Context windows and long inputs
Why models differ in how much input they accept, how flux-auto considers fit, and how to handle very long prompts including pinning a long-context model.
A context window is the maximum amount of text a model can take in and reason over at once, counted in tokens. It covers everything you send (system prompt, conversation history, documents) plus the room the model needs to generate its reply. This page explains how that affects routing and what to do with very long inputs.
What is a context window?
Every model has a fixed context window. Some models accept only a few thousand tokens; others accept hundreds of thousands. A token is roughly three quarters of a word in English, so a long document can be tens of thousands of tokens on its own. If your input plus the expected output exceeds a model's window, that model cannot serve the request.
Does flux-auto consider context size?
Yes. When you send flux-auto, Flux considers whether a model can fit your request when it routes. You do not have to know each model's limit to get a working result for a reasonably sized prompt. Send the request and read the transparency headers to see which model answered.
How do I handle very long inputs?
If you are sending large documents or long histories, a few practices help:
- Trim what you send. Remove parts of the conversation or document that are not needed for the answer. Smaller inputs are cheaper and route to more models.
- Summarize earlier turns. For long chats, replace old turns with a short summary instead of resending everything verbatim.
- Split the work. Break a very large job into chunks, process each, then combine the results. This keeps each request inside a comfortable window.
- Pin a long-context model. When you genuinely need to send a very large input in one request, pin a model with a large context window using a
flux-pinned-*alias, so you are guaranteed a model that can hold it. See flux-auto vs pinning a model and the per-model limits in Models.

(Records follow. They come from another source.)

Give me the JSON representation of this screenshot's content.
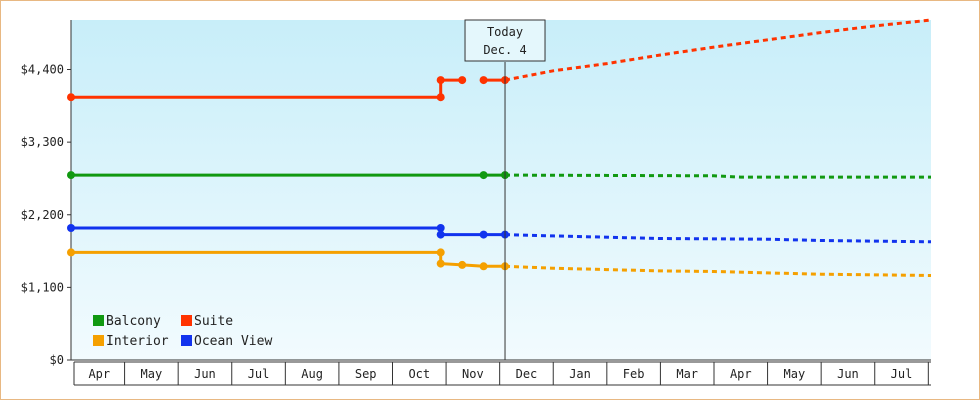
{
  "chart_data": {
    "type": "line",
    "y_ticks": [
      "$0",
      "$1,100",
      "$2,200",
      "$3,300",
      "$4,400"
    ],
    "y_tick_values": [
      0,
      1100,
      2200,
      3300,
      4400
    ],
    "ylim": [
      0,
      5150
    ],
    "months": [
      "Apr",
      "May",
      "Jun",
      "Jul",
      "Aug",
      "Sep",
      "Oct",
      "Nov",
      "Dec",
      "Jan",
      "Feb",
      "Mar",
      "Apr",
      "May",
      "Jun",
      "Jul"
    ],
    "x_range": [
      0,
      16.05
    ],
    "today": {
      "label_line1": "Today",
      "label_line2": "Dec. 4",
      "x": 8.1
    },
    "legend_placement": "bottom-left",
    "grid": false,
    "series": [
      {
        "name": "Suite",
        "color": "#ff3300",
        "segments": [
          [
            [
              0,
              3980
            ],
            [
              6.9,
              3980
            ],
            [
              6.9,
              4240
            ],
            [
              7.3,
              4240
            ]
          ],
          [
            [
              7.7,
              4240
            ],
            [
              8.1,
              4240
            ]
          ]
        ],
        "markers": [
          [
            0,
            3980
          ],
          [
            6.9,
            3980
          ],
          [
            6.9,
            4240
          ],
          [
            7.3,
            4240
          ],
          [
            7.7,
            4240
          ],
          [
            8.1,
            4240
          ]
        ],
        "forecast": [
          [
            8.1,
            4240
          ],
          [
            9,
            4380
          ],
          [
            10,
            4490
          ],
          [
            11,
            4620
          ],
          [
            12,
            4740
          ],
          [
            13,
            4850
          ],
          [
            14,
            4960
          ],
          [
            15,
            5060
          ],
          [
            16.05,
            5150
          ]
        ]
      },
      {
        "name": "Balcony",
        "color": "#119911",
        "segments": [
          [
            [
              0,
              2800
            ],
            [
              7.7,
              2800
            ],
            [
              8.1,
              2800
            ]
          ]
        ],
        "markers": [
          [
            0,
            2800
          ],
          [
            7.7,
            2800
          ],
          [
            8.1,
            2800
          ]
        ],
        "forecast": [
          [
            8.1,
            2800
          ],
          [
            12,
            2790
          ],
          [
            12.5,
            2770
          ],
          [
            16.05,
            2770
          ]
        ]
      },
      {
        "name": "Ocean View",
        "color": "#1133ee",
        "segments": [
          [
            [
              0,
              2000
            ],
            [
              6.9,
              2000
            ],
            [
              6.9,
              1900
            ],
            [
              7.7,
              1900
            ],
            [
              8.1,
              1900
            ]
          ]
        ],
        "markers": [
          [
            0,
            2000
          ],
          [
            6.9,
            2000
          ],
          [
            6.9,
            1900
          ],
          [
            7.7,
            1900
          ],
          [
            8.1,
            1900
          ]
        ],
        "forecast": [
          [
            8.1,
            1900
          ],
          [
            9,
            1880
          ],
          [
            11,
            1840
          ],
          [
            13,
            1830
          ],
          [
            14,
            1810
          ],
          [
            16.05,
            1790
          ]
        ]
      },
      {
        "name": "Interior",
        "color": "#f5a000",
        "segments": [
          [
            [
              0,
              1630
            ],
            [
              6.9,
              1630
            ],
            [
              6.9,
              1460
            ],
            [
              7.3,
              1440
            ],
            [
              7.7,
              1420
            ],
            [
              8.1,
              1420
            ]
          ]
        ],
        "markers": [
          [
            0,
            1630
          ],
          [
            6.9,
            1630
          ],
          [
            6.9,
            1460
          ],
          [
            7.3,
            1440
          ],
          [
            7.7,
            1420
          ],
          [
            8.1,
            1420
          ]
        ],
        "forecast": [
          [
            8.1,
            1420
          ],
          [
            9,
            1390
          ],
          [
            10,
            1370
          ],
          [
            11,
            1350
          ],
          [
            12,
            1340
          ],
          [
            13,
            1320
          ],
          [
            14,
            1300
          ],
          [
            16.05,
            1280
          ]
        ]
      }
    ],
    "legend": [
      {
        "label": "Balcony",
        "color": "#119911"
      },
      {
        "label": "Suite",
        "color": "#ff3300"
      },
      {
        "label": "Interior",
        "color": "#f5a000"
      },
      {
        "label": "Ocean View",
        "color": "#1133ee"
      }
    ]
  }
}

How do I know a model's context limit?
The Models page lists each model and its context window. Use it to choose a flux-pinned-* id when you have a hard requirement for a specific size. The authoritative list of aliases is always GET /v1/models.
What happens if my input is too long?
If a request is larger than a model can accept, that request will not succeed against that model. The fix is to reduce the input using the practices above, or pin a model with a large enough window. Trimming and summarizing also lower your token cost, since you pay per token.